The RSSB’s Phillips agreed that a major programme of electrification was needed but said the industry had a “big job to do to convince government that we can do it efficiently”. The industry “needs to think how we can fund electrification schemes ourselves,” he said.
Starr concluded by saying that 2035-2040 “may seem like a long way off, [but] it’s not” and that the industry “needs to take action now” on decarbonisation.
The session had begun with three presentations, respectively focused on hydrogen technologies, battery technologies and electrification.
“We [the UK] have a lot of wind and a lot of water - those are the main things that make hydrogen,” said Jo Bamford, Executive Chairman of Ryse, who set out the case for hydrogen, saying the UK “stands a chance of getting it embedded in our economy” and outlining growing investment volumes.

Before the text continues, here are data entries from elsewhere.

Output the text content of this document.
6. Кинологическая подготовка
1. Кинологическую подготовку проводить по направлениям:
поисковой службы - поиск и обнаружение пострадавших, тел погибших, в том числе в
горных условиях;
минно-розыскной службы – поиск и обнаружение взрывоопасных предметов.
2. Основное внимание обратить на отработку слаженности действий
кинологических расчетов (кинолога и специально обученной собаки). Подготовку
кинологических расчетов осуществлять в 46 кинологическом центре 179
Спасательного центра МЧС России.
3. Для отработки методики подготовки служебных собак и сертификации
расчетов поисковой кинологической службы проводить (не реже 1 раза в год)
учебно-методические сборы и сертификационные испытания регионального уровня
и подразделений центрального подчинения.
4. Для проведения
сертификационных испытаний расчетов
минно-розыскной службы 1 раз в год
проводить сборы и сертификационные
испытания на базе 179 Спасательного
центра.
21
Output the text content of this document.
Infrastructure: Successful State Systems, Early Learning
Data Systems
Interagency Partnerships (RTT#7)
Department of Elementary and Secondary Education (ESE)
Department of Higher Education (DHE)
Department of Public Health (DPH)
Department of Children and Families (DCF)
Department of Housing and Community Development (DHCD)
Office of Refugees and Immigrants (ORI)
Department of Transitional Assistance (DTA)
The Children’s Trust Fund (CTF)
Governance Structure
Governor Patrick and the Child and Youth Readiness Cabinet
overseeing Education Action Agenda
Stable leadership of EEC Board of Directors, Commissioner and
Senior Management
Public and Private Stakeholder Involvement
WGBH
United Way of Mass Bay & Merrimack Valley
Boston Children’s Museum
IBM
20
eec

Lorna McDonald, Head of Commuter at Hitachi Rail, put forward arguments in favour of battery technologies, saying there was potential to install battery technology on more than 400 trains by 2030. Jay Mehta, Rail Sector Manager at Hitachi ABB Power Grids, presented the company’s own solution.
Garry Keenor, Group Engineer at Atkins, said that batteries and hydrogen “clearly have a role” to play in rail’s decarbonisation but that “for most of the network, electrification is the only option”. This was the conclusion of a report, ‘Why Rail Electrification?’ (published last week), that he co-authored.
“We need a rolling programme of electrification to avoid another cycle of boom and bust,” Keenor said. “Ultimately we will not decarbonise, and our railways will be more expensive to run, if we do not electrify.”